Once the upgrade started rolling, we saw the following:

  • The upgrade time of a site collection mostly depends on the number of sites it contains: mostly it takes less than half a minute per site. But that still adds up to hours, if you have almost 800 sites and subsites in almost 30 site collections.
  • When the upgrade starts on a site collection, it really cannot be reached for a minute or so. : the user get the message “Sorry, something went wrong”.

    Sorry, something went wrong...

    For a very short time at the beginning, the upgrading site is really unavailable

  • After that, you see the Microsoft masterpage appear and you can navigate through the upgraded site collection root. The pink bar at the top warns you “We’re doing work to improve the site. Please bear with us if you experience temporary delays or glitches”

    Upgrade in process

    During the upgrade: “We’re doing work to improve the site. Please bear with us if you experience temporary delays or glitches”

  • There you can monitor the upgrade status page: the same page where you clicked the upgrade button.
    When the upgrade is finished, you can see that here. You can also see how long the upgrade took and if there were any errors. Attached to this page is a log file of the upgrade and – if there were any errors – a log file of the errors.
    Note: we did not get any errors during the upgrade of the site collections. The customisations only resulted in warnings, that were included in the Log File.
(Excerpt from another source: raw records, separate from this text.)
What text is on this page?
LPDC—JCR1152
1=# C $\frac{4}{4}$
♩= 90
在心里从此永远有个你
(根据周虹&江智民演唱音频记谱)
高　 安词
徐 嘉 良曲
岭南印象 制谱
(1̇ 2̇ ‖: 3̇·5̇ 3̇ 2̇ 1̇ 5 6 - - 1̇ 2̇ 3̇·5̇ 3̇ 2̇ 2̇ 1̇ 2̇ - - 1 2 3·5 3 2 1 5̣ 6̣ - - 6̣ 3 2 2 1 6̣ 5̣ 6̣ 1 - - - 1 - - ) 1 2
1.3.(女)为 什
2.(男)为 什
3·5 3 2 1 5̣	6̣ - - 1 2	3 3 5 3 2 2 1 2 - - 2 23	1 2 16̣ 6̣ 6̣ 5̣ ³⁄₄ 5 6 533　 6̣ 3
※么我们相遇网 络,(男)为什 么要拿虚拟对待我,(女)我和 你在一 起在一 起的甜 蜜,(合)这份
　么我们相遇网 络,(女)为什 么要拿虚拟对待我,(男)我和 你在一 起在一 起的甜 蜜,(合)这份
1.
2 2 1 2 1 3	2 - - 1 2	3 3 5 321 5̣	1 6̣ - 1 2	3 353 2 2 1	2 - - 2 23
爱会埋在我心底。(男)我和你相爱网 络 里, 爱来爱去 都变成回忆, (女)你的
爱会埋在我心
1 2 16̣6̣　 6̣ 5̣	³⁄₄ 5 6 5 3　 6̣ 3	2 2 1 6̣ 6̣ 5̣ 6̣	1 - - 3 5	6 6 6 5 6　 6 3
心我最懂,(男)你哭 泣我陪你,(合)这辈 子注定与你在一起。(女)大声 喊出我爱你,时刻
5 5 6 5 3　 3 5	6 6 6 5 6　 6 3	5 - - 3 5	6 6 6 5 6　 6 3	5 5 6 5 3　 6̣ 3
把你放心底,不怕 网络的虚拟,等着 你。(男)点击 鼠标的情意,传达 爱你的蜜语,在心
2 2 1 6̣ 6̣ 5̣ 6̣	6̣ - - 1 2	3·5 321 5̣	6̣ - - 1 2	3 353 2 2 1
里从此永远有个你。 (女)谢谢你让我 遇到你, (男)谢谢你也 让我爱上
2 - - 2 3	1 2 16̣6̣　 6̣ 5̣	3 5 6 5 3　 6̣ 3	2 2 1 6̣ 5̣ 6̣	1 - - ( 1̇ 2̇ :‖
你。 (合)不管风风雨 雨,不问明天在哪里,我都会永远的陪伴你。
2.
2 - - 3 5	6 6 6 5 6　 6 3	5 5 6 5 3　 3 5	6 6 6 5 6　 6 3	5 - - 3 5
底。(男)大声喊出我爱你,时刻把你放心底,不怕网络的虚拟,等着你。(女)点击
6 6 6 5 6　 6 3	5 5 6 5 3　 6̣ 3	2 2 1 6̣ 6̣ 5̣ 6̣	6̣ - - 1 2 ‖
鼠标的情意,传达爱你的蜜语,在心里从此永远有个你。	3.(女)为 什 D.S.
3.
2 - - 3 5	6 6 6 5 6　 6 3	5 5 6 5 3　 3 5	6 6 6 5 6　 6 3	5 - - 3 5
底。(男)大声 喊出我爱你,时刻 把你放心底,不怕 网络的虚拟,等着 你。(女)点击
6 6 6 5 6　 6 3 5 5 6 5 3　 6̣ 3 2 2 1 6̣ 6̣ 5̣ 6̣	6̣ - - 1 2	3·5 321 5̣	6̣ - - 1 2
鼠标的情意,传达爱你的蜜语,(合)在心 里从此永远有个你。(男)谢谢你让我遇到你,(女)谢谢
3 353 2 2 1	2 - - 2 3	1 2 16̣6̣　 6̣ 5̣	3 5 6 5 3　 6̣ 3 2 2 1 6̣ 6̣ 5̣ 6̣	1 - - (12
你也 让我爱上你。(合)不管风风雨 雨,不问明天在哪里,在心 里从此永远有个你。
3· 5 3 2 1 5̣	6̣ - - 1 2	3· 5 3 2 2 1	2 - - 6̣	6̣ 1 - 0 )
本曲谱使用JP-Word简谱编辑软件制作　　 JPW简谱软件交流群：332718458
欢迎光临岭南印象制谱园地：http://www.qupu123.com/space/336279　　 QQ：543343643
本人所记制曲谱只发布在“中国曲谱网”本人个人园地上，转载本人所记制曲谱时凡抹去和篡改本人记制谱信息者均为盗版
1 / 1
    Upgrade completed successful

    Summary of the upgrade status

And after the site collections were upgraded, the customisations were rolled out, the high priority test cases performed, the key sites checked, the owners notified… everything nice and smooth. So in the end, all our preparations did pay off.

Ok, we are still working in the Cloud. But now I am not suggesting that this cloud could burst ; this is the cloud of the silver lining and even the sun-kissed, fluffy white cloud floating in the blue sky. Here comes the sun!